2026年5月14日に告示された新潟県知事選挙で、立憲民主党と公明党の地方組織が異なる候補者を支持することが明らかになり、両党の連携に課題を残す結果となった。両党は衆議院で中道改革連合を結成しているが、今回の知事選では「地域の事情」を優先した形だ。参院議員や地方議員の将来的な中道合流を視野に入れる3党の足並みが乱れる構図となった。投開票は31日に行われる。
候補者の顔ぶれ
知事選には、3選を目指す現職の花角英世氏(68)、前県議で新顔の土田竜吾氏(38)、元五泉市議で新顔の安中聡氏(48)の3人が無所属で立候補を届け出ている。
公明党の対応
公明党の県本部は、現職の花角氏を支持する方針を固めた。2018年と22年の知事選でも、自民党とともに花角氏を支援してきた経緯がある。党本部の谷合正明中央幹事会会長は「県政の向上という点が大事だ」と述べ、地元の意向を尊重する姿勢を示した。
立憲民主党の対応
一方、立憲民主党の県連は、同党の森ゆうこ参院議員らの秘書を務めた土田氏を支持する。党本部の幹部は「地方組織レベルで仲間を応援するということ」と説明しており、公明党との対応が割れる結果となった。
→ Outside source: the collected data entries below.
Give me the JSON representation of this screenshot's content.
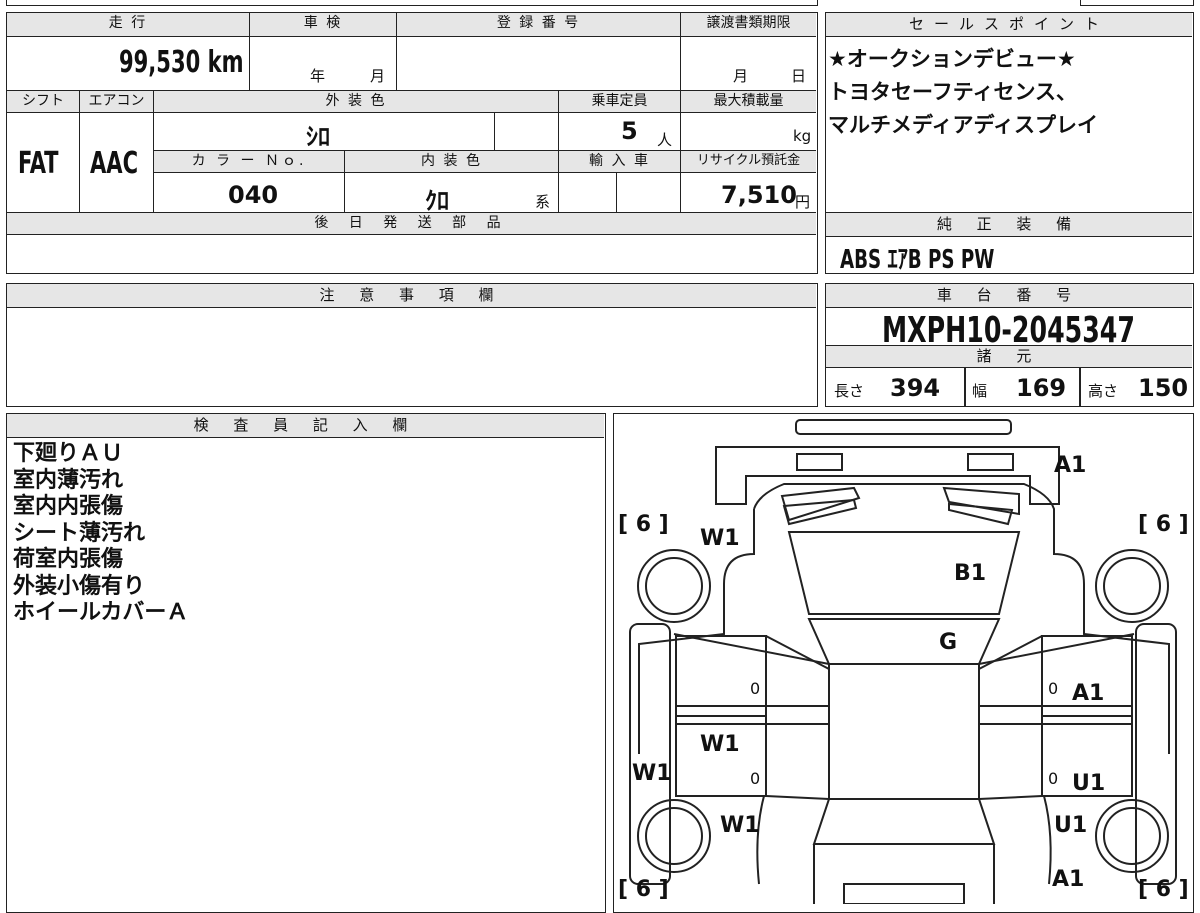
{
  "mileage": {
    "label": "走 行",
    "value": "99,530",
    "unit": "km"
  },
  "shaken": {
    "label": "車 検",
    "year_label": "年",
    "month_label": "月"
  },
  "registration": {
    "label": "登 録 番 号",
    "value": ""
  },
  "transfer_deadline": {
    "label": "譲渡書類期限",
    "month_label": "月",
    "day_label": "日"
  },
  "shift": {
    "label": "シフト",
    "value": "FAT"
  },
  "aircon": {
    "label": "エアコン",
    "value": "AAC"
  },
  "exterior_color": {
    "label": "外 装 色",
    "value": "ｼﾛ"
  },
  "capacity": {
    "label": "乗車定員",
    "value": "5",
    "unit": "人"
  },
  "max_load": {
    "label": "最大積載量",
    "unit": "kg"
  },
  "color_no": {
    "label": "カ ラ ー Ｎｏ.",
    "value": "040"
  },
  "interior_color": {
    "label": "内 装 色",
    "value": "ｸﾛ",
    "suffix": "系"
  },
  "import": {
    "label": "輸 入 車"
  },
  "recycle": {
    "label": "リサイクル預託金",
    "value": "7,510",
    "unit": "円"
  },
  "later_parts": {
    "label": "後 日 発 送 部 品"
  },
  "sales_point": {
    "label": "セールスポイント",
    "lines": [
      "★オークションデビュー★",
      "トヨタセーフティセンス、",
      "マルチメディアディスプレイ"
    ]
  },
  "genuine_equipment": {
    "label": "純 正 装 備",
    "value": "ABS ｴｱB PS PW"
  },
  "caution": {
    "label": "注 意 事 項 欄"
  },
  "chassis_number": {
    "label": "車 台 番 号",
    "value": "MXPH10-2045347"
  },
  "specs": {
    "label": "諸 元",
    "length_label": "長さ",
    "length": "394",
    "width_label": "幅",
    "width": "169",
    "height_label": "高さ",
    "height": "150"
  },
  "inspector_notes": {
    "label": "検 査 員 記 入 欄",
    "lines": [
      "下廻りＡＵ",
      "室内薄汚れ",
      "室内内張傷",
      "シート薄汚れ",
      "荷室内張傷",
      "外装小傷有り",
      "ホイールカバーＡ"
    ]
  },
  "damage_map": {
    "tire_tl": "[ 6 ]",
    "tire_tr": "[ 6 ]",
    "tire_bl": "[ 6 ]",
    "tire_br": "[ 6 ]",
    "front_bumper": "A1",
    "windshield": "B1",
    "hood": "G",
    "left_front_fender": "W1",
    "left_door_rear": "W1",
    "left_sill": "W1",
    "left_rear_fender": "W1",
    "right_front_door": "A1",
    "right_rear_door": "U1",
    "right_rear_fender": "U1",
    "rear_right": "A1",
    "zero_a": "0",
    "zero_b": "0",
    "zero_c": "0",
    "zero_d": "0"
  }
}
中道改革連合としては静観する構えだ。
中道合流への影響
立憲と公明、中道の3党は4月に中道改革連合を結成したばかりだが、今回の知事選で足並みの乱れが露呈した。将来的な中道合流を視野に入れる中で、地域の事情と党本部の方針の調整が今後の課題となる。新潟県知事選の結果は、3党の連携の行方に影響を与える可能性がある。